Don’t Simplify- Present Compressible Complexity!
Friday, January 28th, 2011There is an art to simplification. In the ideal case to simplify X you:
1. Compress X without loss of information
2. Render X so that it can be experienced with a lower cognitive load or greater mental stimulation.
In my leadership class at Northwestern students practice simplification all quarter by taking a draft deliverable that is 7-15 pages of rich ideas and data and rendering it as single page document that meets the criteria above. To get a good result they must find deep patterns – semantic, graphic, temporal, etc. in the content and use that to compress the complexity of their deliverable.

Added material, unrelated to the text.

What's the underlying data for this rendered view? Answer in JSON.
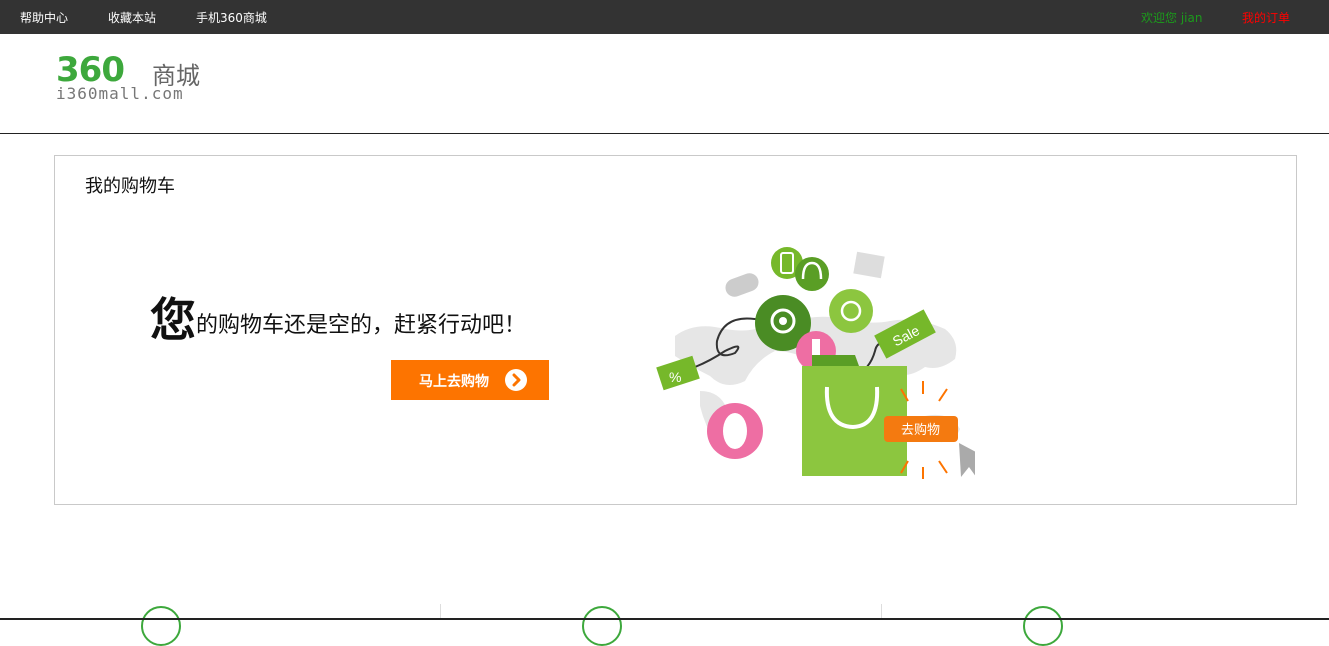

It is interesting to note that the best results are not just easier to understand they are striking (mental stimulating), a bit like a work of art. Indeed, works of art may generate an aesthetic experience in part because they present sensory complexity that is easy for our brain to compress. For example, BMC Research Notes recently published, Musical Beauty and Information Compression. The key idea:
“Deep cognitive insights are reported as intrinsically satisfying, implying that at some point in evolution, the practice of successful information compression became linked to the physiological reward system. I hypothesise that the establishment of this “compression and pleasure” connection paved the way for musical appreciation…”
The experiments done found that random noise, rock music and Beethoven’s 3rd symphony compress to 86%, 60% and 40% of their original information content respectively. This implies that musical masterpieces present compressible complexity. I have seen similar studies about the visual arts.
Perhaps the key to the high art of simplification is not to simplify at all but instead to express complexity in a compressible form.